YM: Poetry Rebels


Guest Editor Chua Jun Yan, tells us about his poet-rebel hero and why he has chosen rebellion as the next theme for YM: Poetry.

I am Jun Yan, guest editor of the next issue of YM: Poetry – an ezine for young poets. The theme for this issue is “Rebel”. I chose “Rebel” because it’s a persona we all take up at some point in our lives. We all know one. Yet the rebel also has a bigger impact on the course of history and the world at large.

My personal rebel poet hero is Maya Angelou, a prominent advocate of racial and gender equality in the United States. I was 14 when I first came across these lines from her:

“You may write me down in history
With your bitter, twisted lies,
You may trod me in the very dirt
But still, like dust, I’ll rise.”

Despite the generational and geographical gap between us, her words spoke to me as much as they would have to her contemporaries. The time and place might be different, but the sentiments are shared: the drive of destiny to bring down entrenched injustices, and the sense of liberation from overthrowing the established order. Whenever I have felt alone in my little rebellions, Maya has been there.

YM: Rebel is now available to read. YM: Poetry publishes poets aged 13-19. If you’re over 19 you can find magazines and poetry competitions on our Poetry Opportunities Page.

Submit your poems to YM: Rebel

From the Arab Spring to the Occupy Wall Street movement, rebels have dominated the headlines of the past year. Nothing is new. Guy Fawkes’s gunpowder plot might have failed in 1605, but his legend is told to schoolchildren four centuries on. It took Rosa Parks refusing to give up her seat to a white man on a bus to force the issue of segregation in the American South into the spotlight. Similarly, Emmeline Pankhurst and Emily Davison followed the suffragette motto of “deeds not words” to fight for women’s right to vote.

In the annals of mythology, rebels enjoy cult status. In the Christian tradition, Adam and Eve were banished from the Garden of Eden after disobeying God by eating the forbidden fruit. To steal fire for humanity, Prometheus defied Zeus, with painful consequences.

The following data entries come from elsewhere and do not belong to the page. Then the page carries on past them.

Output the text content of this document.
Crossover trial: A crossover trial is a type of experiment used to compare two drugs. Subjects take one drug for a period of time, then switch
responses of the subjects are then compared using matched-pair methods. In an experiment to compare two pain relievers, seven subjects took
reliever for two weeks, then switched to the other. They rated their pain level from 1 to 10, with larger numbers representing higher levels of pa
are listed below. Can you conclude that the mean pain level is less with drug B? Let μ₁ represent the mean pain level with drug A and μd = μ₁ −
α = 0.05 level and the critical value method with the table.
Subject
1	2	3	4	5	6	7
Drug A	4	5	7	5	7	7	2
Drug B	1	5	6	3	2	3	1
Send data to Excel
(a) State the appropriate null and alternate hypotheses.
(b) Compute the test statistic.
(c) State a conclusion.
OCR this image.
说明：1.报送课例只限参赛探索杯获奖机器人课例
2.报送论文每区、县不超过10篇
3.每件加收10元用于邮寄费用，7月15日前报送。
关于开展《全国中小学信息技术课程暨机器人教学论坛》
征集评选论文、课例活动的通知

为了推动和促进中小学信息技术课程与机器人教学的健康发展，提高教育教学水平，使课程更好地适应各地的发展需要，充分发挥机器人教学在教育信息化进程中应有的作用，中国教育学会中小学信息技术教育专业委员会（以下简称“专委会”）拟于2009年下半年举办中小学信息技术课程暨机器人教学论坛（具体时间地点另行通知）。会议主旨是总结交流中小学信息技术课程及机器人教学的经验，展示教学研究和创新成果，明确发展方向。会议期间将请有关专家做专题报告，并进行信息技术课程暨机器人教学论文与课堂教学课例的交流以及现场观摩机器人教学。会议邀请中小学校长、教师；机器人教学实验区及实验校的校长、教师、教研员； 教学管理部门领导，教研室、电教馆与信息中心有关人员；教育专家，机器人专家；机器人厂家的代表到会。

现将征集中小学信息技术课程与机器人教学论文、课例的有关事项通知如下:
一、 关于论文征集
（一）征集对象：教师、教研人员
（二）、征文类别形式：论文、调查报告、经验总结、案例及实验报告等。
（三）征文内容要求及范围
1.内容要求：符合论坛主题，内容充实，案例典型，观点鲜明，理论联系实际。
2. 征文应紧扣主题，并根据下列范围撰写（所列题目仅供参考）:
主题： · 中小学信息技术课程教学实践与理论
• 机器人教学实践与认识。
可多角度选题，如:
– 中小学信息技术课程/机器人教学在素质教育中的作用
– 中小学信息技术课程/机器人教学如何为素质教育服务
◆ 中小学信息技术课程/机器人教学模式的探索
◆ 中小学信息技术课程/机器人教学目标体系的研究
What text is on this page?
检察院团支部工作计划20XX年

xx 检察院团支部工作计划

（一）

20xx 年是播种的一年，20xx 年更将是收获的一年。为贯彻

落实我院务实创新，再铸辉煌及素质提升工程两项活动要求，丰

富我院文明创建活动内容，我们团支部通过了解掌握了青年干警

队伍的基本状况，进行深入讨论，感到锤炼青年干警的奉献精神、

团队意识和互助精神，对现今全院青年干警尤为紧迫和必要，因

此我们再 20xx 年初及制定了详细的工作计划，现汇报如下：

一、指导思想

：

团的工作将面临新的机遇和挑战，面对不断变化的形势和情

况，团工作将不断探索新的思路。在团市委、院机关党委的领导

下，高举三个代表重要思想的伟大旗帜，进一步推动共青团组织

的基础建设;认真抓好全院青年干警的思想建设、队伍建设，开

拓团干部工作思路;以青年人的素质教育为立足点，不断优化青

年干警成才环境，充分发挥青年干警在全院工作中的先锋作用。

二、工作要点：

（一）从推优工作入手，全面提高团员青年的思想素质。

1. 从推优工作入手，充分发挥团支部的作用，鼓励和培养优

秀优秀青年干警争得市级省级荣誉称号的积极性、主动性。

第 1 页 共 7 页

But the rebel does not always have to be larger than life. When was the last time you threw a tantrum? Ran away from home? Wore a hoodie? Broke a school rule? Inside each of us lies a hidden rebel, scrambling to break out.

This issue, we ask you to consider what it means to be a rebel of any kind. We welcome poems, reviews, articles and artwork on all aspects of being a rebel: the causes, the struggles, the triumphs and the anguish.

But most of all, this is an invitation to rebel – against stiff poetic conventions, clichéd imagery and trite themes.

Chua Jun Yan is 17 and lives on the tropical island of Singapore where he is currently pursuing his A Levels. He was a Commended Foyle Young Poet of the Year in 2009. His works have appeared in publications such as Nexus’s pamphlet, ‘Your Singapore Through Their Eyes’ (Singapore, 2009), and the Sampad anthology, ‘Journeys’ (Birmingham, 2010). Beyond his literary pursuits, Jun Yan is an avid debater and organises speech-related community projects.